I would like to use OpenMP device offload and CUDA in the same program. The code is templated so they need to compile together. I’ve got a simple makefile based reproducer, about 100 lines of code, here : GitHub - burlen/cuda_plus_offload: test code to see if it possible to compile both CUDA kernells and OpenMP device offload in the same program
Depending on pre-processor defines the code can be compiled with CUDA only, OpenMP offload only, or both CUDA and OpenMP offload. I’ve been trying to use nvcc
w/ the host compiler set to nvc++
. These both come from the HPC SDK 2023 version. The CUDA only and OpenMP only cases indivualy work.
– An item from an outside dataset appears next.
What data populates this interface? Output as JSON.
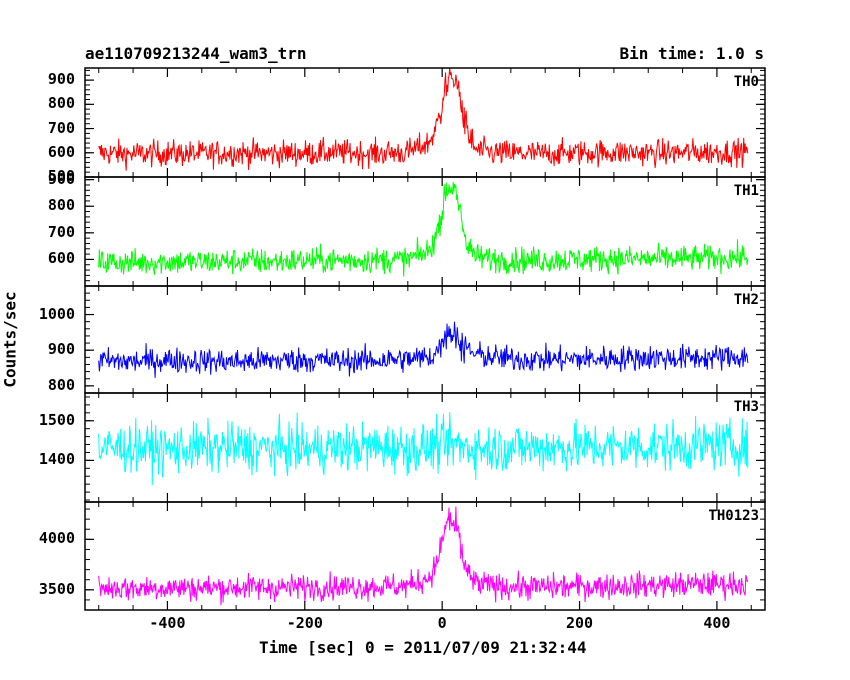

However, with CUDA and OpenMP together, it compiles but fails to link.
nvcc -g -G --generate-code=arch=compute_75,code=[compute_75,sm_75] -lcuda -lcudart -lcudadevrt -ccbin=`which nvc++` -DCUMP_USE_OPENMP -DCUMP_USE_CUDA -Xcompiler -g,-Mcuda,-mp=gpu,-gpu=cc75,-Minfo=mp,-lcuda,-lcudart,-lcudadevrt,-Mcuda,-pgf90libs -Xlinker -lcuda,-lcudart,-lcudadevrt -x cu main.cpp -o cump_both_nvhpc
void init_omp<float>(float*, unsigned long, float const&):
1, include "stl_construct.h"
33, #omp target teams loop
33, Generating "nvkernel__Z8init_ompIfEvPT_mRKS0__F16399L33_2" GPU kernel
Generating NVIDIA GPU code
35, Loop parallelized across teams, threads(128) /* blockIdx.x threadIdx.x */
33, Generating Multicore code
35, Loop parallelized across threads
/bin/ld: /tmp/tmpxft_00282bd1_00000000-13_cump_both_nvhpc_dlink.o: in function `__cudaRegisterLinkedBinary__NV_MODULE_ID':
/tmp/tmpxft_00282bd1_00000000-7_cump_both_nvhpc_dlink.reg.c:2: undefined reference to `__fatbinwrap__NV_MODULE_ID'
pgacclnk: child process exit status 1: /bin/ld
make: *** [Makefile.nvhpc:12: cump_both_nvhpc] Error 2
Can anyone help on the link options needed?